A package of 2 courses: 290 euro for up to 1.5 ECTS.

A package of 3 courses: 370 euro for up to 2 ECTS

A package of 4 courses: 400 for up to 3 ECTS.

All participants or conformed applicants for the Summer Institute in Greece can participate in ICP Spring 2026 free of charge.

One credit equals 25 work hours, and those include the participants' individual work and preparation, work between sessions and qualitative assessment of their engagement and contriubiton during the interactive parts of the session.

Payment:
Payment instructions will be sent to all successful applicants at the same time they receive their acceptance letters. If anyone has difficulties to make the first payment which is necessary to officialize the enrollment, please contact us directly, and we will do our best to make sure we work it out together. If you wish to pay on installment plans, please be sure to check the relevant box in the application form.

How to Apply:
Interested applicants can find the full application form, as well as at the very bottom of this page. All application forms must be filled out in full and sent in by the above stated set deadline in order to be considered valid.

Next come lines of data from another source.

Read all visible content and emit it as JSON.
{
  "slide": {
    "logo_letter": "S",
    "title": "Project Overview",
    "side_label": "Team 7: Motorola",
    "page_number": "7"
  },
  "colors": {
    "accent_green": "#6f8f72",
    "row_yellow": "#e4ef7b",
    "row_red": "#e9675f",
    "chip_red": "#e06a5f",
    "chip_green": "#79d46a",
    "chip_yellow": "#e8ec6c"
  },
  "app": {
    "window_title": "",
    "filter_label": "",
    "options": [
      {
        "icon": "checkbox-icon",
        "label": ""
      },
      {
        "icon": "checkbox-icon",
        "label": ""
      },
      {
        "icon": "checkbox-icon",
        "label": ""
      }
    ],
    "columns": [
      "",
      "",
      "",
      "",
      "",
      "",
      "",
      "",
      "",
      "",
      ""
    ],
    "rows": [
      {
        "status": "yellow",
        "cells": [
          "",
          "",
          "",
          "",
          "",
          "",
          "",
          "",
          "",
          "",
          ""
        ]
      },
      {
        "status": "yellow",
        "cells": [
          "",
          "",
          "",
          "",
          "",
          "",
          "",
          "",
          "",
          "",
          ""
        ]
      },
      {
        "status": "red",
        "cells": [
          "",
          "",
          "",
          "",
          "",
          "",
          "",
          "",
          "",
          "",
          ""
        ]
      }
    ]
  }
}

If you have any inquiries please send them to all the following email addresses:

Candela Guyot at schoolofmaterialistresearch@gmail.com

About SMR:
The School of Materialist Research is an international platform, founded by the Center for Philosophical Technologies at Arizona State University, the Institute of Social Sciences and Humanities, Skopje, the Department for Architecture Theory and Philosophy of Technics at TU Vienna, which, in cooperation with the Critical Inquiry Lab at the Design Academy Eindhoven, functions as a global online school combining education, research, and mentorship to advance academic study at the intersection of the social sciences and humanities (SSH) and the STEM sciences.